家に帰るとどこからか視線を感じ、その方向を見ると市松人形がある。目が合ったような気がして少女はなぜかファイティングポーズを取った。見慣れない人形について母親に話を聞く。

 

「3軒隣の落合さんが倉の整理してたらこのお人形さん見つけたんだって。お人形さんも若い子の方に持ってもらった方が嬉しいだろうって置いて行ったの」

 

「ふーん…」

 

とりあえずその人形は床の間に飾られたが、よく行方不明となった。ちょっと目を離した隙に冷凍庫やら洗濯機の中に移動しているのだ。少女は母親からいたずらしないでと叱られたが、全くもって身に覚えがない。

エンティティ様のご飯の後に、誰が人形を動かしたのかわかるかと訊くとエンティティ様の脚は明後日の方向に向き、ドクターは興味がないとばかりにさっさと帰っていった。

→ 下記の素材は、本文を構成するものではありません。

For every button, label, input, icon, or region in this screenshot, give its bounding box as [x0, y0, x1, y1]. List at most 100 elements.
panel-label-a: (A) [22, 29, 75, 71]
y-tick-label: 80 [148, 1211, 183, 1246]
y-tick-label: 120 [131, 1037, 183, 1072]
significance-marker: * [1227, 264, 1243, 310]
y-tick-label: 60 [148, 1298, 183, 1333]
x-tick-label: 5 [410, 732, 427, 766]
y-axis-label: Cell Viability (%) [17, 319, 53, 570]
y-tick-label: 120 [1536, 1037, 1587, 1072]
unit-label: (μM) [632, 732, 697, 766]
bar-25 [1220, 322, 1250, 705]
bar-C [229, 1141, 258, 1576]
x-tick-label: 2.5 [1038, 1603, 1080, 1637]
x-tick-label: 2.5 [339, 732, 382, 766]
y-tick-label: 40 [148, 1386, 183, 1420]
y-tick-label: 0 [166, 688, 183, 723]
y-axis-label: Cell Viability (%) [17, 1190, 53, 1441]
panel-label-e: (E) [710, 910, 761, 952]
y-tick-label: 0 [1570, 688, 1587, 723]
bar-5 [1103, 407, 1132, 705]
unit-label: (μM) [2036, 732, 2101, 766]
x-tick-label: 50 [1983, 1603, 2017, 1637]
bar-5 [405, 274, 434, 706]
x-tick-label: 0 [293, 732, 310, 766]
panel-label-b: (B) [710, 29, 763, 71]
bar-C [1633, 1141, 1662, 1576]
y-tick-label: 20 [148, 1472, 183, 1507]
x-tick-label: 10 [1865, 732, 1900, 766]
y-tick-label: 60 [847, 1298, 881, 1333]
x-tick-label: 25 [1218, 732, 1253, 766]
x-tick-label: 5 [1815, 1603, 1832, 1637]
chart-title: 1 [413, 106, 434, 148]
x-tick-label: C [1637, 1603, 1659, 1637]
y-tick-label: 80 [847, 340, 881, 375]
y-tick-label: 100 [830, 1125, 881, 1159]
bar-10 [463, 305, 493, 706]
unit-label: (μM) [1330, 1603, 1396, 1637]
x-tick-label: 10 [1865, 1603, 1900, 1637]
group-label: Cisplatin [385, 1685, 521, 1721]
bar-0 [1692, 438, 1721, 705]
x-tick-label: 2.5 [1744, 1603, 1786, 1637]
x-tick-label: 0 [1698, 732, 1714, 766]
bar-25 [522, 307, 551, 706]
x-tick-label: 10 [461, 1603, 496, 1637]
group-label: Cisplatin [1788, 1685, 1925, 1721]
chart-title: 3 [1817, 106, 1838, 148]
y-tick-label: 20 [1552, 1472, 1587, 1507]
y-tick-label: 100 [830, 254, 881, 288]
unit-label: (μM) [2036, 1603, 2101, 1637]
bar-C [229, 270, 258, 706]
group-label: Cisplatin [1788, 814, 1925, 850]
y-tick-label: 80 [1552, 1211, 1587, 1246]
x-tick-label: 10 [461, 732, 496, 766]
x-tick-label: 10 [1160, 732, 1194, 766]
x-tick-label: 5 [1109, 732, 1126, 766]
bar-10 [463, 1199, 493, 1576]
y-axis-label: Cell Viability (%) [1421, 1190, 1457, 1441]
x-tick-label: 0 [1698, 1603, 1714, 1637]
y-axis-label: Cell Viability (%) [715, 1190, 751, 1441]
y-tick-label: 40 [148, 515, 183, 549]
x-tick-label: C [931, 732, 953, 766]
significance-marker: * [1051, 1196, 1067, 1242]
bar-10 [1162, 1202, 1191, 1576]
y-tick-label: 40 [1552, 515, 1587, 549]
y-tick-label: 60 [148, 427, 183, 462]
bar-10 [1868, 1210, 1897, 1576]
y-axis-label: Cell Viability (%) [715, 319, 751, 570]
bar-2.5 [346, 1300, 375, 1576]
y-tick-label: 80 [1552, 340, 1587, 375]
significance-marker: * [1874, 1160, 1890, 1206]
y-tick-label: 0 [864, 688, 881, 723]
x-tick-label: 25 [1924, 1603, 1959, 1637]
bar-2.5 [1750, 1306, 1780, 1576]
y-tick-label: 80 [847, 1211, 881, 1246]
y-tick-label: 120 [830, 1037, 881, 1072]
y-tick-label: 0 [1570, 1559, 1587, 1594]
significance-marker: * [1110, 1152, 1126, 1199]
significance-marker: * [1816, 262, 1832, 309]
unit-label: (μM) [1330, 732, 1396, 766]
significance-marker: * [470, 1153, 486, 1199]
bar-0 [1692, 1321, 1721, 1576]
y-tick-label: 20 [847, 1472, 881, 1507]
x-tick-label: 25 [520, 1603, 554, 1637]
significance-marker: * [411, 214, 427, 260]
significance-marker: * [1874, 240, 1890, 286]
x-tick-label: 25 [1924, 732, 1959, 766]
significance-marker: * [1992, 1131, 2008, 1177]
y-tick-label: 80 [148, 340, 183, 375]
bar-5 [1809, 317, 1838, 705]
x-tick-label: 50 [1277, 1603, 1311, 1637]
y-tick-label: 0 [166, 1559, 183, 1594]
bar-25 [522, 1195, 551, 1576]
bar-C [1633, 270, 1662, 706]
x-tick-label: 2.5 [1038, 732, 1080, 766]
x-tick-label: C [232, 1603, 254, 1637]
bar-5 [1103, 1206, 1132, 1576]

市松人形が少女の家にきて3日と間を置かず、元の持ち主であるおばあさんがちょっと困った表情をしながら人形を引き取りたいと少女の家に訪ねてきた。

 

「夢の中でね、そのお人形が家に帰りたいって泣いてるのよ」

その泣き方もしくしくという風ではなく号泣に近いらしい。そう言われるとはじめ見た時より人形のふっくらとしていた頬がこけている気がする。

 

「やっぱり慣れ親しんだ場所の方がお人形さんも過ごしやすいのね」

母親はそう朗らかに言い、世間話を続けた。